The average person has power that s/he parts with via his or her wallet. He parts with his conscience every day through his wallet. For adult-sized footie-pajamas, and flat screens, and jumbo packs of Lay's Potato Chips, and sticks of carcinogenic deodorant that smell of freesia or some exotic island delicacy. I am tired of these people who pretend they cannot choose something else because it's too damned inconvenient to live without the option of shopping for toilet paper at 3 a.m., or for a discounted laptop on Thanksgiving morning. Corporations: I am tired, so tired of Walmart, and Papa John's, and Denny's, and every other entity strong-arming the working person. Consumers: I am disgusted, so very disgusted by people lining up in the godless hours of the night to participate in our most horrid display of national avarice, Black Friday. I sincerely hope the workers of Walmart strike. Strike for all they're worth. Strike, strike, strike, and not be thwarted by corporate intimidation.

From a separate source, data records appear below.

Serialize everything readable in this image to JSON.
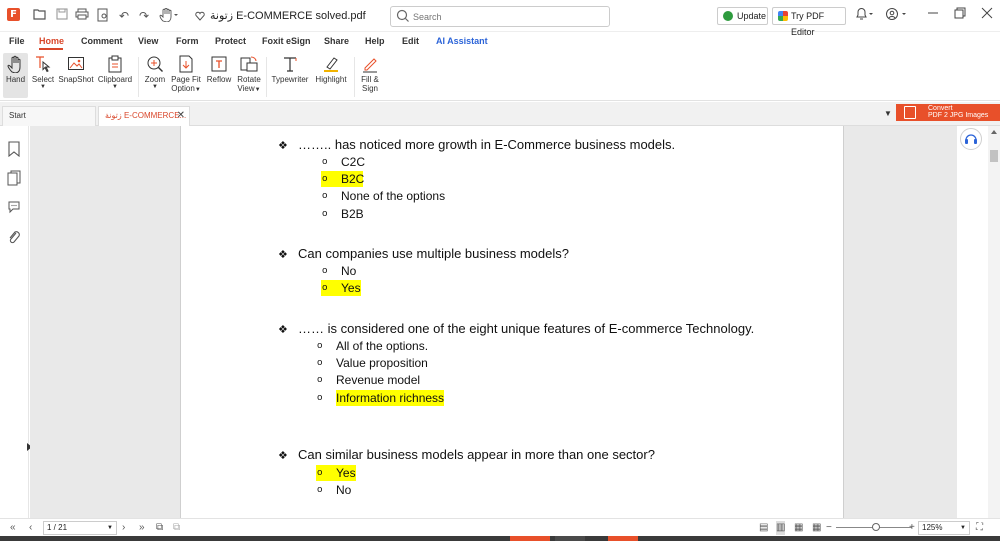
{
  "titlebar": {
    "doc_title": "زتونة E-COMMERCE solved.pdf",
    "search_placeholder": "Search",
    "update_label": "Update",
    "try_pdf_editor_label": "Try PDF Editor"
  },
  "menu": {
    "items": [
      "File",
      "Home",
      "Comment",
      "View",
      "Form",
      "Protect",
      "Foxit eSign",
      "Share",
      "Help",
      "Edit",
      "AI Assistant"
    ],
    "active": "Home"
  },
  "ribbon": {
    "hand": "Hand",
    "select": "Select",
    "snapshot": "SnapShot",
    "clipboard": "Clipboard",
    "zoom": "Zoom",
    "page_fit_1": "Page Fit",
    "page_fit_2": "Option",
    "reflow": "Reflow",
    "rotate_1": "Rotate",
    "rotate_2": "View",
    "typewriter": "Typewriter",
    "highlight": "Highlight",
    "fill_sign_1": "Fill &",
    "fill_sign_2": "Sign"
  },
  "tabs": {
    "start": "Start",
    "doc": "زتونة E-COMMERCE..."
  },
  "convert_banner": {
    "line1": "Convert",
    "line2": "PDF 2 JPG Images"
  },
  "document": {
    "questions": [
      {
        "text": "…….. has noticed more growth in E-Commerce business models.",
        "options": [
          {
            "text": "C2C",
            "highlighted": false
          },
          {
            "text": "B2C",
            "highlighted": true
          },
          {
            "text": "None of the options",
            "highlighted": false
          },
          {
            "text": "B2B",
            "highlighted": false
          }
        ]
      },
      {
        "text": "Can companies use multiple business models?",
        "options": [
          {
            "text": "No",
            "highlighted": false
          },
          {
            "text": "Yes",
            "highlighted": true
          }
        ]
      },
      {
        "text": "…… is considered one of the eight unique features of   E-commerce Technology.",
        "options": [
          {
            "text": "All of the options.",
            "highlighted": false
          },
          {
            "text": "Value proposition",
            "highlighted": false
          },
          {
            "text": "Revenue model",
            "highlighted": false
          },
          {
            "text": "Information richness",
            "highlighted": true
          }
        ]
      },
      {
        "text": "Can similar business models appear in more than one sector?",
        "options": [
          {
            "text": "Yes",
            "highlighted": true
          },
          {
            "text": "No",
            "highlighted": false
          }
        ]
      }
    ],
    "bullet_glyph": "❖",
    "option_glyph": "o"
  },
  "statusbar": {
    "page_indicator": "1 / 21",
    "zoom_level": "125%"
  },
  "colors": {
    "accent": "#d9472b",
    "ai": "#2c64d8",
    "highlight": "#ffff00",
    "convert_banner": "#e8502a"
  }
}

It is not anti-American or class warfare or socialist or lazy or godless to want a living wage for yourself or others. It is basic human dignity.
There's an essay that people on Twitter are getting incised about: "How to live Without Irony," by Christy Wampole. It's basically a critique of hipster culture, and boy are the hipsters defensive in their responses to this opinion piece! I can't help but feel a bit inclined to agree with the writer. Hipsters also "produce a distinct irritation in me," but I'd probably have to say it's because I've felt largely alienated or rejected by that whole culture. I'm never cool enough to belong with the cool kids and their various cultural appropriations which are always, excruciatingly, out of my reach for reasons beyond my control.